Jean Pierre Uwimana, Nyarugenge District Executive Secretary who confirmed the development said that the body owes Nyarugenge alone Rwf 228m.
He said that the accounts were frozen last Friday after RECO-RWASCO failed to respond to several notices which were sent to them as reminders to fulfill their tax obligations.
“We notified them about the taxes they owe the district but there was no response and we decided to act according to the law.
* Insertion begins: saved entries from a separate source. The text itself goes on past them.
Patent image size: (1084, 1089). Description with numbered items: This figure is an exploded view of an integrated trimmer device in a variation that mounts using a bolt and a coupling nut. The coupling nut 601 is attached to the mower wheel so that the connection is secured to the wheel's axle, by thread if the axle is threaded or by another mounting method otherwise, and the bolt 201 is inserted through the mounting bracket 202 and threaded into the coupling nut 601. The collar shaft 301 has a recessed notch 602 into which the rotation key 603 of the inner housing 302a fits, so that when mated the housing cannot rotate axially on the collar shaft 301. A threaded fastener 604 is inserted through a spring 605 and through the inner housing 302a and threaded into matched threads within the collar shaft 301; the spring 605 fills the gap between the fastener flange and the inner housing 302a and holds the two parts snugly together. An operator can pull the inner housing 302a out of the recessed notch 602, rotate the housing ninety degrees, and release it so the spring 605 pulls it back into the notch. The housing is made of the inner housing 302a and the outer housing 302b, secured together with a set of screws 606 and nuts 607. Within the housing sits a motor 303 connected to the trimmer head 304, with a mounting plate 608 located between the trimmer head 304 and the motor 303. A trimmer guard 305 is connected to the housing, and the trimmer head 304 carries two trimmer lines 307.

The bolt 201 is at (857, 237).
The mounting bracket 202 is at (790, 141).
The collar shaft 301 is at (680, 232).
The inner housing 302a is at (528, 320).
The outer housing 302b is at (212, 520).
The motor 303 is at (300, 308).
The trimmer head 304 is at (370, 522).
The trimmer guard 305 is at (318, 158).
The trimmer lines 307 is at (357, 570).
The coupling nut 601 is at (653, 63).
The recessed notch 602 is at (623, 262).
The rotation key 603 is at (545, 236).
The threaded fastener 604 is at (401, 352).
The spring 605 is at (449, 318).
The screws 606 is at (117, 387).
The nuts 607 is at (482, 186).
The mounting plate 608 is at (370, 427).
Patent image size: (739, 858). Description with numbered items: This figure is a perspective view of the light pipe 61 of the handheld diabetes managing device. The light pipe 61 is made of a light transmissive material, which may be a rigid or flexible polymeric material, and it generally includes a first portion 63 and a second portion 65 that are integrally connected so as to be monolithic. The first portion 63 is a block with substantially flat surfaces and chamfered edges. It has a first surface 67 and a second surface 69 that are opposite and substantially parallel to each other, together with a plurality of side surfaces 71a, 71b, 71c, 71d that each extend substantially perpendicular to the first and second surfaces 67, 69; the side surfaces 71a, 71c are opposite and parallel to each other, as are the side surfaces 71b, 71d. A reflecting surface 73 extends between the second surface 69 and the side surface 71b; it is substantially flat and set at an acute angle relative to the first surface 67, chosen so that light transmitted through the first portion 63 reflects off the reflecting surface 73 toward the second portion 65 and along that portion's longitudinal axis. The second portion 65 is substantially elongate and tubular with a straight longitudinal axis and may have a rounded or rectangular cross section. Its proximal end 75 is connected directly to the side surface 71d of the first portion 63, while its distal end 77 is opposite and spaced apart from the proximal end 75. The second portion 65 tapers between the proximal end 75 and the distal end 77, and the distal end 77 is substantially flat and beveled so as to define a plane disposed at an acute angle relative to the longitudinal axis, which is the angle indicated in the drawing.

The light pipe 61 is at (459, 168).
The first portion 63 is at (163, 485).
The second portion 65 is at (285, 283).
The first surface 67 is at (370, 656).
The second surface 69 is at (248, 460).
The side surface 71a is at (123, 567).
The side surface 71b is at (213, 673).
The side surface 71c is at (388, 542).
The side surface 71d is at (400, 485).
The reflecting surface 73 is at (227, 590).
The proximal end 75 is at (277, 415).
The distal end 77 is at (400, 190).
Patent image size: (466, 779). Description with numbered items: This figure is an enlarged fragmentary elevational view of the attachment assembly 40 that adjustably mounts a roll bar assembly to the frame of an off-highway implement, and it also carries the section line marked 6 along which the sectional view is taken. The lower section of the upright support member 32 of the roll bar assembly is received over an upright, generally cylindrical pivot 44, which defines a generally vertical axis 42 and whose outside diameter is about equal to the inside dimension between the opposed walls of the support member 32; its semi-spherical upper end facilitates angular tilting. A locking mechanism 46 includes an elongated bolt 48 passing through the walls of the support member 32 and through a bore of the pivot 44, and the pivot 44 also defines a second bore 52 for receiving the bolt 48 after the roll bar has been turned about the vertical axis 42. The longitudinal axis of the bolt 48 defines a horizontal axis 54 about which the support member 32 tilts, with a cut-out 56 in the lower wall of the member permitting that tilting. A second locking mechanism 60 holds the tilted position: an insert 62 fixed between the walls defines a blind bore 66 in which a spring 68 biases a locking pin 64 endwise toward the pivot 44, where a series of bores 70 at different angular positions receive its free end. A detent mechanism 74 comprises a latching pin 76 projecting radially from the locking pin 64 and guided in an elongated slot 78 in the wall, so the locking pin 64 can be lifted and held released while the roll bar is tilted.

RECO-RWASCO is a government business venture and according to the law, they are also supposed to pay taxes,” Uwimana said.
He said that the district is now implementing what the law provides for tax evaders.
“We wrote to BNR and requested them to freeze their (RECO-RWASCO) accounts based on authentic reasons and the law,” he added.
Uwimana added that there are other government organs that have not paid taxes since 2002. Among them, he said are the government information office (ORINFOR) which owes the district over Rwf 20m, ONATRACOM, a transportation agency (Rwf8m) and the Housing Bank of Rwanda (HBR).
“All these bodies and many others, if they don’t respond accordingly, the law will take its course,” Uwimana noted.
When contacted, Yves Muyange, the Director General RECO-RWASCO , refuted the allegations that their accounts were frozen, saying they owe the two districts about Rwf 50m.
“We met) and explained to them which taxes we are supposed to be paying in a certain period and signed two agreements with them,” Muyange said.
He explained that the two districts had included taxes which are not supposed to be paid by the utility.
“Being a utility body, we are only supposed to pay administrative and commercial taxes but not taxes on public infrastructure such as water tanks, transmissions, kiosks, sub-stations and our plants,” he said.
Muyange further added that both districts had included taxes that date before 2005
“According to the law, we are supposed to only pay taxes after 2005 but not 2002 as they allege”.